In November 2018, she was named in the Melbourne Renegades' squad for the 2018–19 Women's Big Bash League season. In April 2019, Cricket Australia awarded her with a contract with the National Performance Squad ahead of the 2019–20 season. In June 2019, Cricket Australia named her in Australia's team for their tour to England to contest the Women's Ashes. She made her Test debut for Australia against England women on 18 July 2019. In January 2020, she was named in Australia's squad for the 2020 ICC Women's T20 World Cup in Australia. However, the following month, she was ruled out of the tournament, after suffering a stress injury of her right foot.

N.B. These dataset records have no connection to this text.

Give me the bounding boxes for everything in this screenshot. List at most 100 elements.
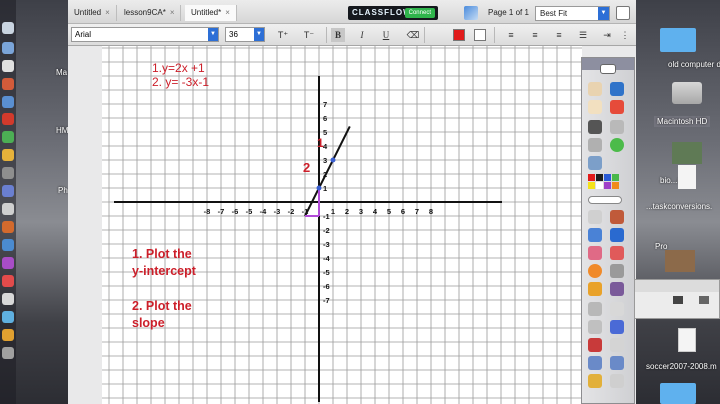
eject-icon[interactable]	[673, 296, 683, 304]
clipboard-icon[interactable]	[610, 302, 624, 316]
zoom-select[interactable]: Best Fit ▼	[535, 6, 610, 21]
previous-page-icon[interactable]	[588, 138, 602, 152]
video-thumbnail-icon[interactable]	[665, 250, 695, 272]
tab-untitled[interactable]: Untitled ×	[68, 5, 117, 21]
folder-icon[interactable]	[660, 383, 696, 404]
annotation-2: 2	[303, 160, 311, 175]
connector-icon[interactable]	[610, 264, 624, 278]
redo-icon[interactable]	[610, 356, 624, 370]
align-center-icon[interactable]: ≡	[528, 28, 542, 42]
color-black[interactable]	[596, 174, 603, 181]
dice-icon[interactable]	[588, 338, 602, 352]
color-white[interactable]	[596, 182, 603, 189]
app-icon[interactable]	[2, 329, 14, 341]
app-icon[interactable]	[2, 167, 14, 179]
undo-icon[interactable]	[588, 356, 602, 370]
app-icon[interactable]	[2, 60, 14, 72]
shape-icon[interactable]	[610, 246, 624, 260]
movie-file-icon[interactable]	[678, 328, 696, 352]
indent-icon[interactable]: ⇥	[600, 28, 614, 42]
notes-icon[interactable]	[588, 100, 602, 114]
browser-icon[interactable]	[588, 82, 602, 96]
app-icon[interactable]	[2, 131, 14, 143]
align-left-icon[interactable]: ≡	[504, 28, 518, 42]
grow-font-button[interactable]: T⁺	[276, 28, 290, 42]
clear-icon[interactable]	[610, 120, 624, 134]
page-thumbnails-icon[interactable]	[464, 6, 478, 20]
app-icon[interactable]	[2, 311, 14, 323]
select-icon[interactable]	[588, 210, 602, 224]
camera-icon[interactable]	[588, 374, 602, 388]
text-icon[interactable]	[588, 282, 602, 296]
secondary-window-titlebar[interactable]	[635, 280, 719, 292]
keyboard-icon[interactable]	[610, 338, 624, 352]
color-red[interactable]	[588, 174, 595, 181]
color-purple[interactable]	[604, 182, 611, 189]
clear-format-button[interactable]: ⌫	[406, 28, 420, 42]
tools-icon[interactable]	[610, 210, 624, 224]
bullet-list-icon[interactable]: ☰	[576, 28, 590, 42]
color-yellow[interactable]	[588, 182, 595, 189]
desktop-left-label: Ma	[56, 68, 68, 77]
app-icon[interactable]	[2, 42, 14, 54]
text-color-swatch[interactable]	[453, 29, 465, 41]
pen-width-slider[interactable]	[588, 196, 622, 204]
font-size-select[interactable]: 36 ▼	[225, 27, 265, 42]
desktop-annotate-icon[interactable]	[588, 156, 602, 170]
app-icon[interactable]	[2, 347, 14, 359]
video-thumbnail-icon[interactable]	[672, 142, 702, 164]
font-family-select[interactable]: Arial ▼	[71, 27, 219, 42]
color-orange[interactable]	[612, 182, 619, 189]
italic-button[interactable]: I	[355, 28, 369, 42]
trash-icon[interactable]	[610, 374, 624, 388]
close-icon[interactable]: ×	[105, 8, 110, 17]
pen-icon[interactable]	[588, 228, 602, 242]
line-icon[interactable]	[588, 302, 602, 316]
magic-ink-icon[interactable]	[610, 282, 624, 296]
screen-shade-icon[interactable]	[588, 120, 602, 134]
next-page-icon[interactable]	[610, 138, 624, 152]
color-green[interactable]	[612, 174, 619, 181]
fill-color-swatch[interactable]	[474, 29, 486, 41]
app-icon[interactable]	[2, 239, 14, 251]
finder-icon[interactable]	[2, 22, 14, 34]
revealer-icon[interactable]	[588, 320, 602, 334]
eraser-icon[interactable]	[588, 246, 602, 260]
play-icon[interactable]	[699, 296, 709, 304]
app-icon[interactable]	[2, 221, 14, 233]
record-icon[interactable]	[610, 100, 624, 114]
resource-icon[interactable]	[610, 82, 624, 96]
tab-lesson9ca[interactable]: lesson9CA* ×	[118, 5, 182, 21]
connect-button[interactable]: Connect	[404, 8, 435, 18]
y-tick-label: -5	[323, 268, 330, 277]
align-right-icon[interactable]: ≡	[552, 28, 566, 42]
app-icon[interactable]	[2, 275, 14, 287]
spotlight-icon[interactable]	[610, 320, 624, 334]
app-icon[interactable]	[2, 257, 14, 269]
document-icon[interactable]	[678, 165, 696, 189]
close-icon[interactable]: ×	[170, 8, 175, 17]
fill-icon[interactable]	[588, 264, 602, 278]
shrink-font-button[interactable]: T⁻	[302, 28, 316, 42]
close-icon[interactable]: ×	[225, 8, 230, 17]
window-menu-icon[interactable]	[616, 6, 630, 20]
app-icon[interactable]	[2, 203, 14, 215]
app-icon[interactable]	[2, 96, 14, 108]
bold-button[interactable]: B	[331, 28, 345, 42]
export-icon[interactable]	[600, 64, 616, 74]
app-icon[interactable]	[2, 185, 14, 197]
color-blue[interactable]	[604, 174, 611, 181]
more-icon[interactable]: ⋮	[618, 28, 632, 42]
chevron-down-icon: ▼	[598, 7, 609, 20]
app-icon[interactable]	[2, 293, 14, 305]
underline-button[interactable]: U	[379, 28, 393, 42]
folder-icon[interactable]	[660, 28, 696, 52]
app-icon[interactable]	[2, 78, 14, 90]
app-icon[interactable]	[2, 149, 14, 161]
app-icon[interactable]	[2, 113, 14, 125]
tab-untitled-active[interactable]: Untitled* ×	[185, 5, 237, 21]
hard-drive-icon[interactable]	[672, 82, 702, 104]
step-1-text: 1. Plot the y-intercept	[132, 246, 196, 280]
flipchart-canvas[interactable]: -8-7-6-5-4-3-2-1123456787654321-1-2-3-4-…	[102, 46, 582, 404]
highlighter-icon[interactable]	[610, 228, 624, 242]
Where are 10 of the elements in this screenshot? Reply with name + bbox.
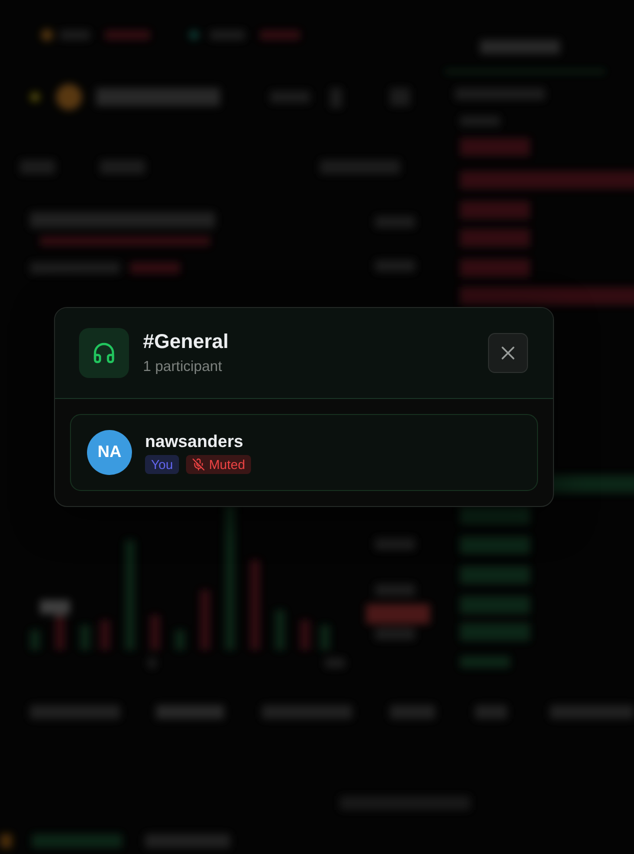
close-button[interactable] bbox=[488, 333, 528, 373]
microphone-off-icon bbox=[192, 458, 205, 470]
user-avatar: NA bbox=[87, 430, 132, 475]
close-icon bbox=[501, 346, 515, 360]
headphones-icon bbox=[79, 328, 129, 378]
you-badge: You bbox=[145, 454, 179, 474]
channel-title: #General bbox=[143, 330, 230, 354]
participant-name: nawsanders bbox=[145, 432, 244, 452]
muted-label: Muted bbox=[208, 456, 246, 472]
participant-count: 1 participant bbox=[143, 358, 223, 376]
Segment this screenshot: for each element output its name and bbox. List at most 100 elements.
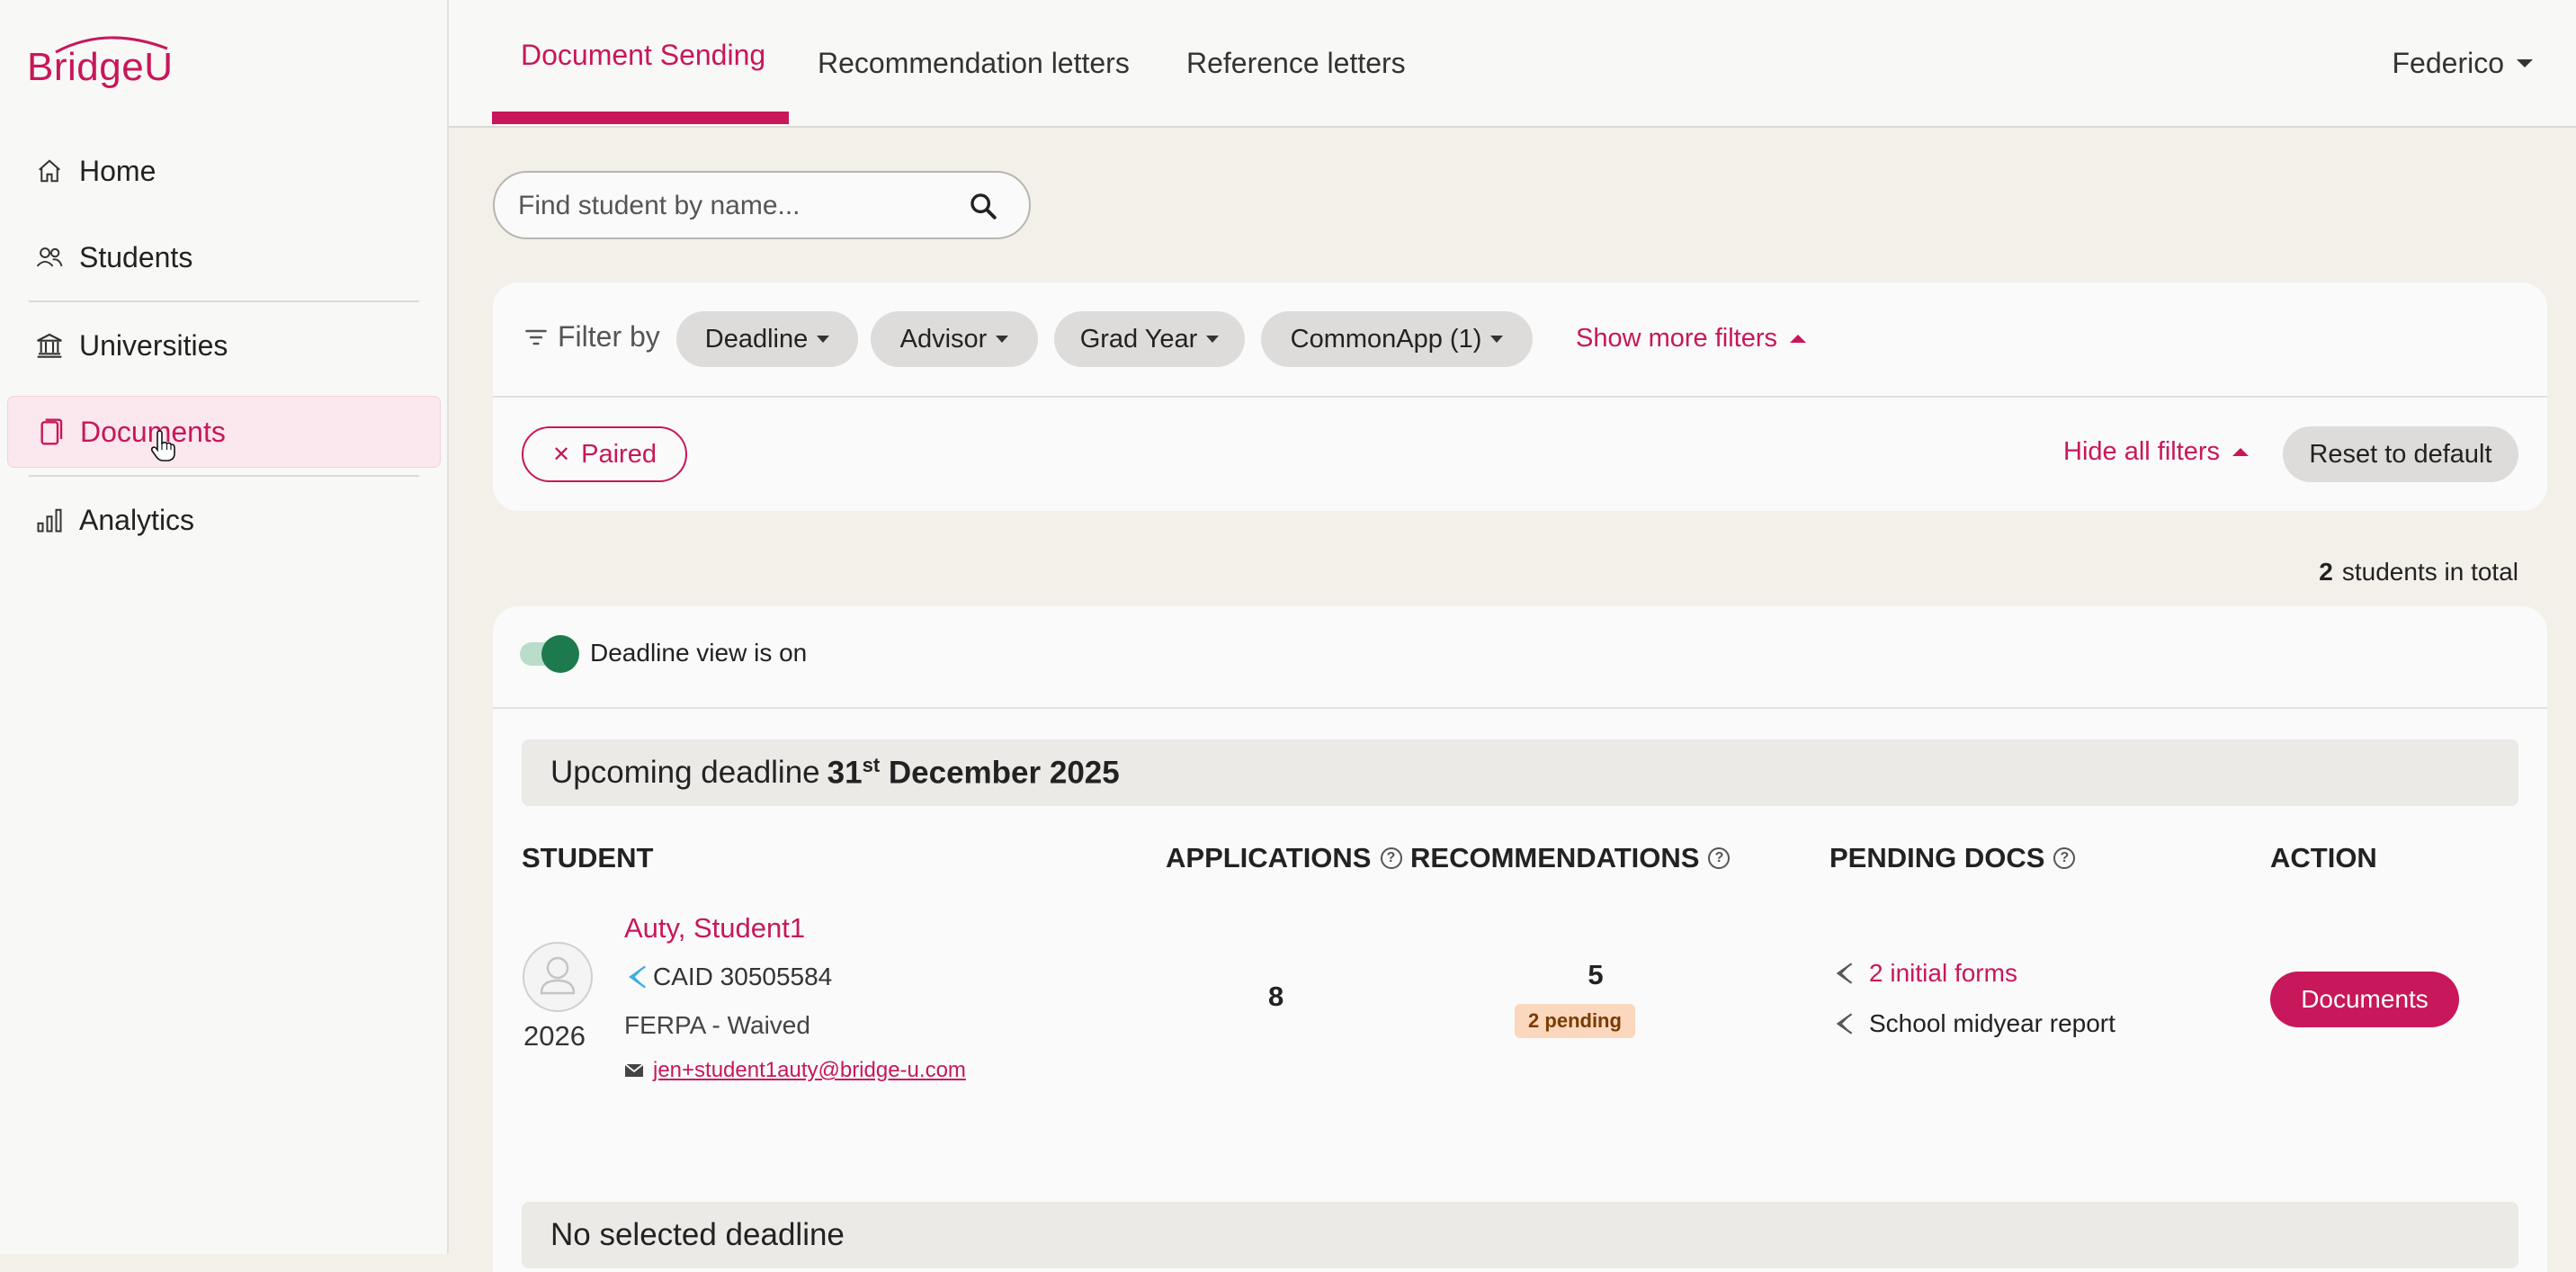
help-icon[interactable]: ?: [2053, 847, 2076, 869]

In April 2020, Cricket Australia awarded Vlaeminck with a central contract ahead of the 2020–21 season. In January 2022, Vlaeminck was named in Australia's squad for their series against England to contest the Women's Ashes. Vlaeminck played the first match in the series against England, before suffering another stress fracture leading up the 2022 Women's Cricket World Cup. The injury caused her to miss both the World Cup and the Ashes.

In June 2023, eighteen months after her last international match, she was selected to play for Australia A against England A, for their series along the Women's Ashes. She played four matches, taking a wicket in each, before picking up a left shoulder injury in the last 50-over match. She was later ruled out of the 2023–24 Women's Big Bash League.

She was named in the Australia squad for the 2024 ICC Women's T20 World Cup but suffered a shoulder injury in the group match against Pakistan and was ruled out of the rest of the tournament.

==Personal life==
Off the field, Vlaeminck has studied physiotherapy at La Trobe University in Bundoora.